Just because the 'I can't deal with reality so I make up words' left publishes something absurd, there is no need to mention it.
"mankeeping"; a made up word to justify women who are totally unaware of what a man is.
She might need you to mansplain it to her.
I'd mansplain it to her but, she woman understand it.
I have often wondered exactly how and when women became the sole definers of relationships.
If only we can get through this cultural moment where female (& LGBTQ+) entitlement and narcissism is not celebrated as a positive personality trait.
Or maybe women will realize that there might have been unforeseen and unintended consequences to fighting for and gaining equal rights from the patriarchy. I suppose the idea that gaining equal rights was attached to gaining increased responsibilities - including increased emotional strain - didn't cross their minds?
"All the Misandry Fit to Print"
I used to have a fairly active social life before marriage, kids, a house, etc. Once kids arrived, most free time was gone and my friends moved away except for one I get together with every so often. The days of the bowling league and elks clubs, or even just hanging out at the local watering hole are gone.
Wonder how many of these man keeping women married drippy sensitive types who seemed to “get them” but are now bored with the guys.
Some people get a dog and don't really know what to do with a dog. So they kinda train it, kinda ignore it, kinda discipline it, but mostly they spoil it because they don't really know what to do with a dog.
And over time, the dog gets more and more spoiled. It shits where it wants, pisses all over, destroys shoes and clothes and furniture, it growls and snaps if it doesn't get it's way.
But it's loving and puppyish when it does --which makes the person who doesn't know what to do with a dog all nostalgic and happy with their spoiled rotten dog and they spoil it a bit more.

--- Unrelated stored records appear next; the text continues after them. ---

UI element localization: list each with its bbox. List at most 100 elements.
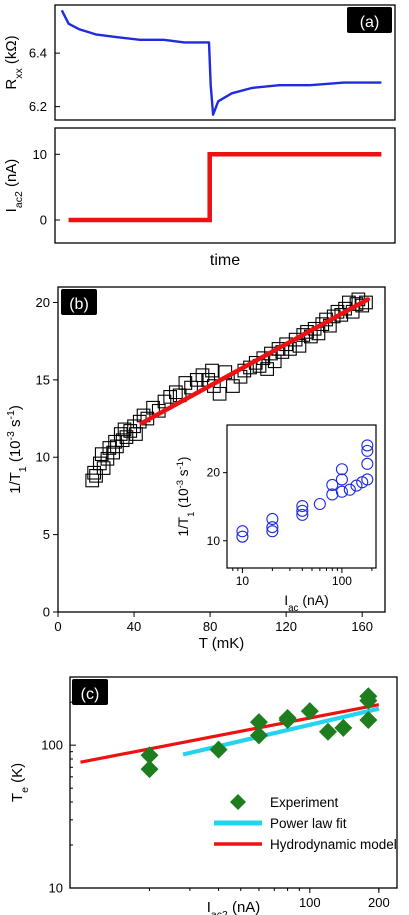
data-point-square [108, 434, 122, 449]
data-point-square [157, 394, 172, 409]
legend-label: Power law fit [270, 816, 347, 831]
panel-a-iac2-ylabel: Iac2 (nA) [3, 159, 25, 213]
data-point-circle [361, 444, 374, 457]
inset-circles [236, 439, 374, 543]
panel-c-legend: Experiment Power law fit Hydrodynamic mode… [214, 794, 397, 852]
data-point-square [92, 456, 107, 471]
y-tick-label: 100 [41, 738, 63, 753]
data-point-square [87, 465, 101, 480]
x-tick-label: 40 [127, 619, 141, 634]
data-point-diamond [334, 718, 353, 737]
data-point-square [307, 321, 322, 336]
y-tick-label: 0 [43, 605, 50, 620]
panel-label: (c) [81, 686, 100, 703]
panel-a-bottom-frame [54, 127, 396, 244]
x-tick-label: 200 [368, 895, 390, 910]
data-point-square [292, 338, 307, 353]
data-point-circle [266, 525, 279, 538]
panel-label: (b) [69, 296, 89, 313]
hydrodynamic-model-line [80, 703, 380, 764]
data-point-square [117, 422, 132, 437]
panel-b-ylabel: 1/T1 (10-3 s-1) [5, 405, 29, 494]
y-tick-label: 0 [40, 213, 47, 228]
data-point-square [315, 317, 330, 331]
data-point-circle [335, 485, 348, 498]
data-point-diamond [300, 702, 319, 721]
data-point-diamond [249, 726, 268, 745]
data-point-circle [361, 457, 374, 470]
panel-c-frame [69, 676, 398, 889]
panel-label-box [347, 7, 392, 33]
panel-label-box [72, 679, 108, 705]
data-point-circle [296, 499, 309, 513]
data-point-square [279, 337, 293, 352]
x-tick-label: 80 [203, 619, 217, 634]
data-point-diamond [359, 691, 378, 710]
x-tick-label: 120 [275, 619, 297, 634]
legend-label: Hydrodynamic model [270, 837, 397, 852]
data-point-square [163, 390, 178, 404]
data-point-square [205, 363, 219, 378]
panel-label-box [61, 289, 97, 315]
data-point-circle [361, 473, 374, 486]
data-point-square [300, 325, 314, 339]
y-tick-label: 15 [36, 372, 50, 387]
y-tick-label: 6.2 [29, 99, 47, 114]
x-tick-label: 10 [236, 574, 250, 588]
data-point-circle [350, 479, 363, 492]
data-point-square [169, 385, 183, 400]
panel-c-xlabel: Iac2 (nA) [207, 899, 261, 915]
data-point-square [115, 433, 130, 448]
data-point-diamond [209, 740, 228, 759]
panel-a-time-xlabel: time [210, 252, 240, 269]
panel-label: (a) [360, 14, 380, 31]
data-point-circle [266, 512, 279, 526]
data-point-square [226, 379, 240, 393]
x-tick-label: 100 [332, 574, 352, 588]
data-point-circle [296, 508, 309, 521]
y-tick-label: 10 [33, 147, 47, 162]
data-point-diamond [140, 760, 159, 779]
data-point-circle [326, 488, 339, 501]
data-point-square [96, 461, 111, 475]
data-point-circle [313, 497, 326, 511]
y-tick-label: 10 [49, 881, 63, 896]
panel-a-rxx-ylabel: Rxx (kΩ) [3, 35, 25, 89]
data-point-circle [335, 463, 348, 476]
data-point-square [271, 342, 286, 356]
panel-b-fit-line [139, 297, 371, 426]
y-tick-label: 20 [36, 295, 50, 310]
data-point-diamond [359, 711, 378, 730]
data-point-diamond [249, 713, 268, 732]
data-point-diamond [278, 708, 297, 727]
experiment-diamonds [140, 687, 378, 779]
panel-b-frame [57, 286, 386, 613]
data-point-square [212, 386, 227, 401]
data-point-circle [296, 504, 309, 517]
y-tick-label: 20 [207, 466, 221, 480]
data-point-circle [326, 478, 339, 491]
data-point-diamond [318, 722, 337, 741]
y-tick-label: 10 [207, 534, 221, 548]
x-tick-label: 0 [54, 619, 61, 634]
data-point-diamond [140, 746, 159, 765]
panel-b-xlabel: T (mK) [199, 635, 245, 652]
y-tick-label: 6.4 [29, 46, 47, 61]
y-tick-label: 10 [36, 450, 50, 465]
inset-xlabel: Iac (nA) [284, 592, 329, 614]
iac2-step-line [68, 152, 382, 223]
rxx-trace-line [60, 9, 382, 116]
inset-frame [226, 424, 377, 569]
data-point-square [260, 362, 274, 376]
data-point-square [123, 424, 138, 438]
data-point-circle [236, 525, 249, 538]
data-point-square [85, 473, 100, 488]
x-tick-label: 100 [299, 895, 321, 910]
data-point-square [178, 376, 193, 390]
data-point-circle [335, 473, 348, 486]
legend-label: Experiment [270, 795, 339, 810]
x-tick-label: 160 [351, 619, 373, 634]
data-point-square [267, 354, 282, 369]
data-point-square [195, 368, 210, 383]
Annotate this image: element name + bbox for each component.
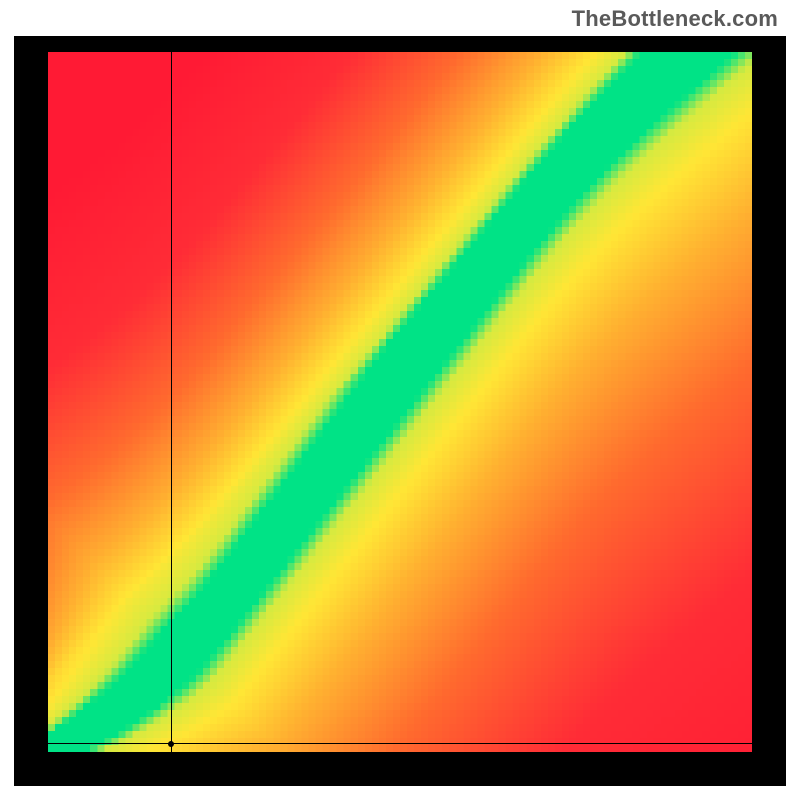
crosshair-horizontal-line <box>48 743 752 744</box>
crosshair-dot <box>168 741 174 747</box>
chart-plot-area <box>48 52 752 752</box>
bottleneck-heatmap-canvas <box>48 52 752 752</box>
chart-outer-frame <box>14 36 786 786</box>
watermark-text: TheBottleneck.com <box>572 6 778 32</box>
crosshair-vertical-line <box>171 52 172 752</box>
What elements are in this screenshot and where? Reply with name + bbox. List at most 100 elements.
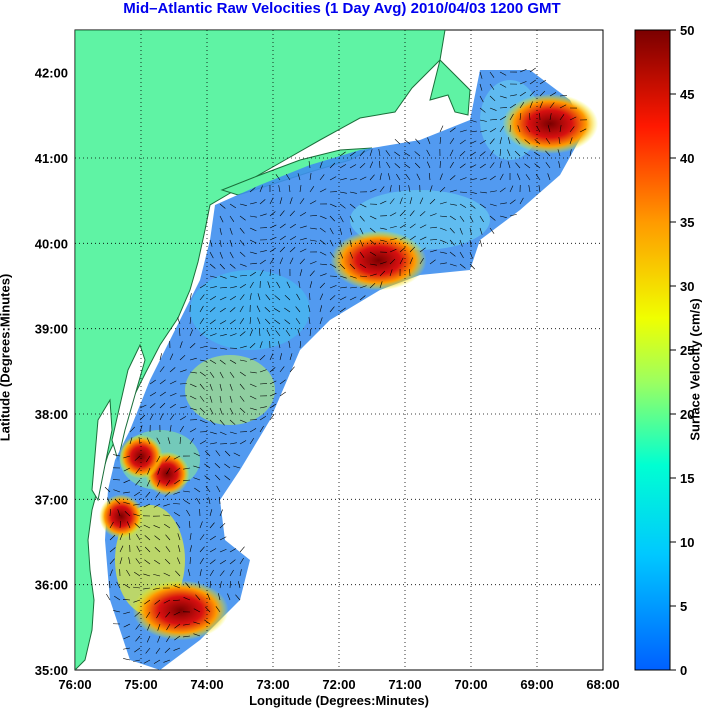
velocity-arrow (449, 161, 454, 169)
velocity-arrow (193, 633, 201, 637)
velocity-arrow (439, 125, 444, 133)
velocity-arrow (269, 353, 274, 361)
velocity-arrow (134, 523, 141, 529)
velocity-arrow (459, 227, 463, 235)
velocity-arrow (183, 597, 191, 601)
velocity-arrow (439, 251, 447, 254)
velocity-arrow (143, 659, 151, 664)
velocity-arrow (198, 581, 201, 589)
velocity-arrow (189, 533, 192, 541)
velocity-arrow (189, 383, 197, 388)
velocity-arrow (529, 90, 536, 97)
velocity-arrow (319, 188, 327, 193)
velocity-arrow (229, 371, 235, 378)
velocity-arrow (469, 140, 477, 145)
velocity-arrow (429, 249, 437, 253)
velocity-arrow (117, 509, 121, 517)
velocity-arrow (215, 450, 221, 457)
colorbar (634, 29, 671, 671)
velocity-arrow (439, 239, 447, 243)
velocity-arrow (308, 161, 311, 169)
velocity-arrow (398, 185, 401, 193)
velocity-arrow (199, 371, 206, 377)
velocity-arrow (239, 440, 247, 445)
velocity-arrow (173, 647, 181, 651)
velocity-arrow (359, 263, 367, 269)
velocity-arrow (479, 107, 486, 113)
velocity-arrow (289, 353, 293, 361)
velocity-arrow (209, 307, 216, 313)
velocity-arrow (219, 395, 222, 403)
velocity-arrow (209, 407, 214, 415)
velocity-arrow (288, 341, 291, 349)
velocity-arrow (179, 341, 183, 349)
velocity-arrow (249, 419, 258, 421)
velocity-arrow (229, 215, 235, 222)
velocity-arrow (499, 71, 507, 76)
velocity-arrow (259, 269, 264, 277)
velocity-arrow (489, 128, 497, 133)
colorbar-tick-label: 15 (680, 471, 694, 486)
velocity-arrow (469, 263, 475, 270)
velocity-arrow (509, 124, 511, 133)
velocity-arrow (167, 437, 171, 445)
velocity-arrow (119, 521, 121, 529)
velocity-arrow (519, 81, 527, 85)
velocity-arrow (359, 285, 367, 289)
velocity-arrow (489, 83, 495, 90)
velocity-arrow (479, 140, 487, 145)
velocity-arrow (155, 647, 161, 654)
velocity-arrow (224, 463, 231, 469)
velocity-arrow (259, 369, 267, 373)
velocity-arrow (319, 293, 324, 301)
velocity-arrow (339, 239, 342, 247)
velocity-arrow (164, 558, 171, 565)
velocity-arrow (239, 305, 244, 313)
velocity-arrow (379, 173, 382, 181)
velocity-arrow (529, 113, 531, 121)
velocity-arrow (329, 295, 336, 301)
velocity-arrow (369, 188, 377, 193)
velocity-arrow (239, 274, 247, 277)
velocity-arrow (426, 161, 431, 169)
velocity-arrow (509, 113, 514, 121)
velocity-arrow (515, 162, 521, 169)
velocity-arrow (404, 139, 411, 145)
velocity-arrow (419, 247, 426, 253)
velocity-arrow (229, 548, 237, 553)
velocity-arrow (155, 491, 161, 498)
velocity-arrow (339, 275, 347, 279)
x-tick-label: 69:00 (520, 677, 553, 692)
velocity-arrow (219, 296, 227, 301)
velocity-arrow (267, 281, 271, 289)
velocity-arrow (388, 173, 391, 181)
velocity-arrow (219, 263, 225, 270)
velocity-arrow (149, 413, 154, 421)
velocity-arrow (179, 406, 187, 409)
velocity-arrow (319, 227, 326, 233)
velocity-arrow (199, 521, 203, 529)
velocity-arrow (209, 395, 213, 403)
velocity-arrow (269, 258, 275, 265)
velocity-arrow (439, 186, 446, 193)
velocity-arrow (199, 294, 205, 301)
velocity-arrow (459, 150, 466, 157)
velocity-arrow (299, 237, 307, 241)
velocity-arrow (199, 359, 207, 362)
velocity-arrow (169, 425, 172, 433)
velocity-arrow (177, 317, 181, 325)
velocity-arrow (195, 594, 201, 601)
velocity-arrow (379, 239, 387, 242)
velocity-arrow (479, 130, 487, 133)
velocity-arrow (139, 404, 147, 409)
velocity-arrow (309, 200, 317, 205)
velocity-arrow (459, 215, 465, 222)
velocity-arrow (459, 139, 466, 145)
velocity-arrow (145, 647, 151, 654)
velocity-arrow (164, 523, 171, 529)
velocity-arrow (296, 293, 301, 301)
velocity-arrow (439, 160, 441, 169)
velocity-arrow (399, 210, 406, 217)
velocity-arrow (559, 125, 562, 133)
velocity-arrow (239, 331, 246, 337)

This is what has happened with women.
They don't understand that everything they have they have because men let them have it. That men pay for every privilege they have, every right is fought for and defended by men.
They don't understand that a spoiled, bad dog can be kept in a cage.
And the dog can do nothing about it.
Read my list above.
Also there are significant differences between the genders concerning standard curves for emotional needs, responses and strategies. Perhaps men typically have unreasonable expectations of women and women typically have unreasonable expectations of men. I remember a cartoon from decades ago which went like this: "You only love me to get sex!" "Well, you only give me sex to get love!" [Pause - followed by image of them throwing themselves into each others' arms joyfully] "LOVE ME!"
Why do I get the feeling this was written as a book plug.
And it was accepted by a GREAT publisher!
I suppose this is a good indicator of just how really well off Americans are materially that we have the money and the leisure to waste time worrying about relationship thingies and feelings and can read dozens of articles and books devoted to emotional issues and social trends instead of working our fingers to the bones planting and cultivating our survival gardens from "can" until "can't" every day.
Truly a wonderful publisher. Some say the best publisher. People come up to me, they say, "Emma, you really lucked out with that publisher, they're a great publisher, your book's going to be 'uge!" And that's lovely. Really, it's lovely.